„Die Ausflüge des Herrn Brouček“ von Leoš Janáček in Bregenz: Reise eines Spießers auf den Mond und ins Mittelalter

Xl_broucek-baroyan-hoare-c_anja_koehler-bregenz-7-26-1 © Anja Koehler

Eigentlich will er ja nur seine Ruhe haben und natürlich seine Würste sowie vor allem sein geliebtes Bier, von welchem er ja ständig und viel trinkt: Das ist der Lebensinhalt von Matěj Brouček, einem Prager Hausbesitzer, einem bodenständigen Spießer, der abgeschottet von der Welt in einem winzigen Häuschen lebt, der aber ungewollt im Rausch oder Traum wildeste Abenteuer auf dem Mond und im Mittelalter, zur Zeit der Hussitenkriege, erlebt.

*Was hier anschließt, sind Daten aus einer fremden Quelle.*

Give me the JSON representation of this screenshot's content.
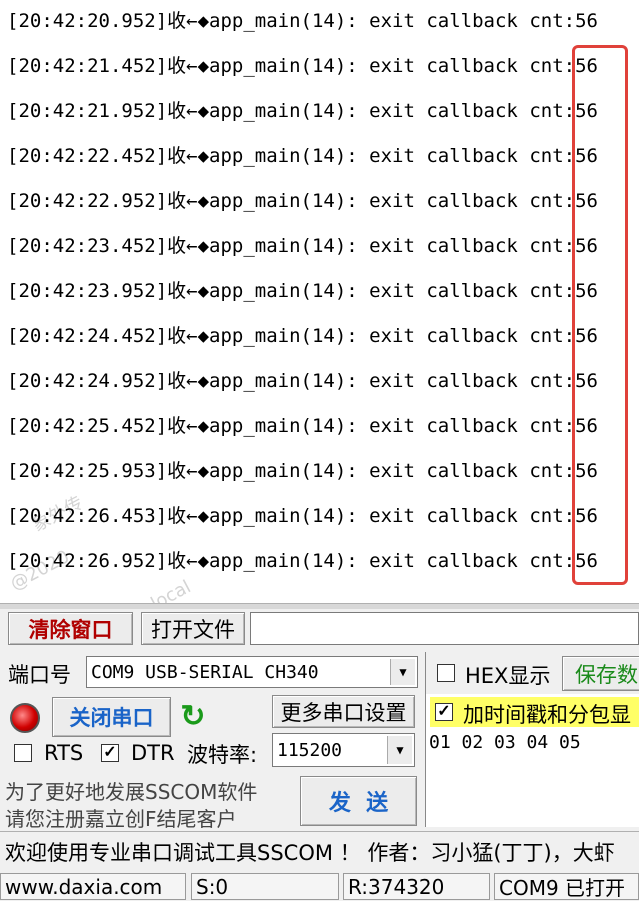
{
  "log": {
    "lines": [
      "[20:42:20.952]收←◆app_main(14): exit callback cnt:56",
      "[20:42:21.452]收←◆app_main(14): exit callback cnt:56",
      "[20:42:21.952]收←◆app_main(14): exit callback cnt:56",
      "[20:42:22.452]收←◆app_main(14): exit callback cnt:56",
      "[20:42:22.952]收←◆app_main(14): exit callback cnt:56",
      "[20:42:23.452]收←◆app_main(14): exit callback cnt:56",
      "[20:42:23.952]收←◆app_main(14): exit callback cnt:56",
      "[20:42:24.452]收←◆app_main(14): exit callback cnt:56",
      "[20:42:24.952]收←◆app_main(14): exit callback cnt:56",
      "[20:42:25.452]收←◆app_main(14): exit callback cnt:56",
      "[20:42:25.953]收←◆app_main(14): exit callback cnt:56",
      "[20:42:26.453]收←◆app_main(14): exit callback cnt:56",
      "[20:42:26.952]收←◆app_main(14): exit callback cnt:56"
    ],
    "watermark_1": "象外传",
    "watermark_2": "@2020",
    "watermark_3": "local",
    "highlight_color": "#e0413a"
  },
  "toolbar": {
    "clear_label": "清除窗口",
    "open_file_label": "打开文件"
  },
  "port": {
    "port_label": "端口号",
    "port_value": "COM9 USB-SERIAL CH340",
    "close_port_label": "关闭串口",
    "more_settings_label": "更多串口设置",
    "rts_label": "RTS",
    "dtr_label": "DTR",
    "baud_label": "波特率:",
    "baud_value": "115200",
    "promo_line1": "为了更好地发展SSCOM软件",
    "promo_line2": "请您注册嘉立创F结尾客户",
    "send_label": "发  送"
  },
  "right_panel": {
    "hex_label": "HEX显示",
    "save_label": "保存数",
    "timestamp_label": "加时间戳和分包显",
    "send_text": "01 02 03 04 05"
  },
  "marquee": "欢迎使用专业串口调试工具SSCOM ！  作者：习小猛(丁丁)，大虾",
  "statusbar": {
    "website": "www.daxia.com",
    "sent": "S:0",
    "received": "R:374320",
    "port_status": "COM9 已打开"
  }
}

Die Bregenzer Festspiele zeigen diese Opernrarität „Die Ausflüge des Herrn Brouček“ von Leoš Janáček, seine fünfte Oper – die Uraufführung 1920 in Prag war kein Erfolg - in tschechischer Sprache im Festspielhaus. Jenes skurrile, surreale, absurde Werk ist eine bissige Gesellschaftssatire und nimmt snobistische Künstler und Spießbürger von Prag jener Zeit auf den Arm. So sieht es auch Yuval Sharon (Er wird übrigens 2028 hier Wagners „Fliegenden Holländer“ auf der Seebühne inszenieren.) Insgesamt fehlt es seiner Inszenierung bei dem zwiespältigen Werk jedoch an Biss, Ironie und Satire. Beeindruckend ist, wenn Brouček winziges Häuschen (Ausstattung: Jon Bausor) sich auf den Kopf stellend ins All fliegt, weniger beeindruckend sind die intellektuellen, tänzelnden Mondbewohner als bunte Schachtelwesen ohne Gesichter, die sogar eine gewisse Langeweile erzeugen. Bei der zweiten Reise hebt sich der gesamten Bühnenboden und gibt einen schmutzigen Erdboden frei, wo sich die Bewohner mit alten Klamotten auf die Schlacht vorbereiten, was Brouček ja verweigert, denn überall blamiert er sich mit Ignoranz und Feigheit.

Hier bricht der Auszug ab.